Wolfram Souls - Part 1
Awaken by the flow of live, in fragile bodies
Dim light is born.
People like light bulbs.
His name was different, but he used to call himself Mark. To the core of his soul, he was a child of great cities, a metropolises wanderer in their decline. He lived in cellars and expensive apartments, got drunk in the barns and tasted cocktails at the top-restaurants, enjoyed poor and rich ladies, beautiful and not women and men, spent in the evening tens of thousands to see a new morning in the garbage dump. And when he got bored, he bought another ring with a shiny pebble, grabbed a bottle of cheap wine in a supermarket, and went to visit his sister, handing his modest presents and asking for a night out.
Maybe she was the only person on the earth who he loved in his own way.
That morning, too gloomy and too early for visits, he arrived sitting in a taxi. It was raining, the city was drowning in the rivers. He quickly jumped up to the entrance, wiped off the burning drops from his face and, climbing the last floor, and delicately knocking on the door. There were no answer. Then he knocked again. And again. Calling the telephone number - the operator assured that the subscriber is out of reach. After one hour of waiting, Mark took out a duplicate of keys from his pocket and went into an empty apartment.

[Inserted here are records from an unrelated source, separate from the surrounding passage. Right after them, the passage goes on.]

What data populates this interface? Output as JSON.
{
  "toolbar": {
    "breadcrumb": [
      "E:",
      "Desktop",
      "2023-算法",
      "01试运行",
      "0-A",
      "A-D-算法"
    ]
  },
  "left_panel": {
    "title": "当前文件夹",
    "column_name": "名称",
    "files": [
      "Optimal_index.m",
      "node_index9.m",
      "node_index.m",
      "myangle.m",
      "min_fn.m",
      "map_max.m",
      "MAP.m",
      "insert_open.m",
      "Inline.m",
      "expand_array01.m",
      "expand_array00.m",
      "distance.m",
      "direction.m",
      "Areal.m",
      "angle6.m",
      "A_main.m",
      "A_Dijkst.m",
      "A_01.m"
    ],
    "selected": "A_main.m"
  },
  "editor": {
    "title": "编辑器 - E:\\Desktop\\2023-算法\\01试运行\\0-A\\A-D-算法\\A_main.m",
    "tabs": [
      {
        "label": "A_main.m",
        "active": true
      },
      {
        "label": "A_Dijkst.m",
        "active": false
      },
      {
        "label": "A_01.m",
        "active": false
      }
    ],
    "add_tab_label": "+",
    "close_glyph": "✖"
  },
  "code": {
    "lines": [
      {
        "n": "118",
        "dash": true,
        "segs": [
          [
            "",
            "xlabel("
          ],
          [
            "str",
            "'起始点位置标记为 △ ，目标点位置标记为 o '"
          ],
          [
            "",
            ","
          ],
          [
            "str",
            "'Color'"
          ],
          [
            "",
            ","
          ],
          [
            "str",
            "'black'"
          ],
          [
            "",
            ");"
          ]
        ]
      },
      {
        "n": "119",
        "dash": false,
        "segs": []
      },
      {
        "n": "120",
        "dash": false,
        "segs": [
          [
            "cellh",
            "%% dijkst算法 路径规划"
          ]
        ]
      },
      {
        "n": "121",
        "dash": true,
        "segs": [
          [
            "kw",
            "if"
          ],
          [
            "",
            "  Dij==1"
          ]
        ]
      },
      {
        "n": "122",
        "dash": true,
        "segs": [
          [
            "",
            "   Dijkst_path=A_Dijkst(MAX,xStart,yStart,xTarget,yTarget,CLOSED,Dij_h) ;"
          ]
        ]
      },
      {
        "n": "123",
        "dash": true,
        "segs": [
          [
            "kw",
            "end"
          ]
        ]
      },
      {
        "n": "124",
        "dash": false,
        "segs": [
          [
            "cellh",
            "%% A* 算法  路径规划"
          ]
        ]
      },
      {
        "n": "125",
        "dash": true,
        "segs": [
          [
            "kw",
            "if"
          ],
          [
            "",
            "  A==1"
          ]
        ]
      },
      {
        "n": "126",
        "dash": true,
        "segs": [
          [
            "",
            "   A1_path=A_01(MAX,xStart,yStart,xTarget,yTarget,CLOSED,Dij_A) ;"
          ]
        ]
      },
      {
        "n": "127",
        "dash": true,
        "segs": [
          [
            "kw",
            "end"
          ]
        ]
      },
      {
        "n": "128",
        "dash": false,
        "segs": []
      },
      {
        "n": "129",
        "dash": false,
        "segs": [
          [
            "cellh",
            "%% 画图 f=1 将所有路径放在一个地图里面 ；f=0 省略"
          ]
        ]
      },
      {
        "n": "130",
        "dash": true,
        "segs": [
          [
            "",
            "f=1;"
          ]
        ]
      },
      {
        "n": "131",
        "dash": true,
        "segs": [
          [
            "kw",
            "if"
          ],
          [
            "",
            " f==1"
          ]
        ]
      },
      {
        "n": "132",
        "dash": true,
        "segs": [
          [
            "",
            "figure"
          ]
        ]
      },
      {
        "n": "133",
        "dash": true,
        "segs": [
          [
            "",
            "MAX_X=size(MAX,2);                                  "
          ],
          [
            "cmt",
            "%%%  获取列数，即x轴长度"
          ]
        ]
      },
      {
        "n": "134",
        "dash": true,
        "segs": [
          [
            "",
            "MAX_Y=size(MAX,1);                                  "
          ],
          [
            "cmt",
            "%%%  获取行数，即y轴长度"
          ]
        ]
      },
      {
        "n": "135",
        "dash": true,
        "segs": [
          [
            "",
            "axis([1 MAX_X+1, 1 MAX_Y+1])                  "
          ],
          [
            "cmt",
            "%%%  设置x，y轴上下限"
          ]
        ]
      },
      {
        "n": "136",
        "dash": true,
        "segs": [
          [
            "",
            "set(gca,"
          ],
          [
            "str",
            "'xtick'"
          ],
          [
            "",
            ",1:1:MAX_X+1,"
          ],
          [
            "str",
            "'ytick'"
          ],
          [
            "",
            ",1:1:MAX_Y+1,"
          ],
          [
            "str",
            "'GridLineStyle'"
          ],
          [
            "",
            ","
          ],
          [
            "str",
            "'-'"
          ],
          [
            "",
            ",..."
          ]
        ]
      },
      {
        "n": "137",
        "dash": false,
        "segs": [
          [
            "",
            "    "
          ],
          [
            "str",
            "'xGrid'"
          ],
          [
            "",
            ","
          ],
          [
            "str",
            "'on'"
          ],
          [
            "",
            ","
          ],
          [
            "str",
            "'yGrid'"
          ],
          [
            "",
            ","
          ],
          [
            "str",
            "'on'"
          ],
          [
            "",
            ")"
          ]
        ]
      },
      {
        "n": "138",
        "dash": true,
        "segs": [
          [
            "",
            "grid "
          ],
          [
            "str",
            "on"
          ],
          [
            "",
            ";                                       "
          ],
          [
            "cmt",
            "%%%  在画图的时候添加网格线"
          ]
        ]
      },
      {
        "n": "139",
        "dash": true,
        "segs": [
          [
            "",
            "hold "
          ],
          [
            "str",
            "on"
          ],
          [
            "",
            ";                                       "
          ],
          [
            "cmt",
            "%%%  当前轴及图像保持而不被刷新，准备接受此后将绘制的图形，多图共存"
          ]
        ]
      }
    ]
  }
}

In the kitchen whispered radio and on the table was a cup of unfinished coffee. The fridge was covered with flies and notes.
He went further.
In the room there was a familiar home disorder. A half-empty closet, a bunch of beautiful clothes on the couch - Mark could have betrayed that Shira had measured him all the same, dissatisfied with dropping dresses and fashionable blouses, and again went to the hollowed jeans and some of his awkward sweaters. But where did she go? It was not in her habits - not to sleep at home.
And he felt that something was wrong.
Mark again walked through the apartment, hoping to find some kind of hint. In the end, his gaze jumped over the crumpled colored paper in the trash.
"club "Reactor"... a crazy rhythm from dusk to dawn... the entrance with the flyer is free.", he read.
Could his modest, melancholic sister have the courage to wander around the clubs?
All this looked very, very strange.
Mark made a coffee for himself. Then he sucked on the couch and smothered cigarettes one after another. Then he hid a piece of paper in his pocket, calling a taxi and ordering to take him to the "Reactor".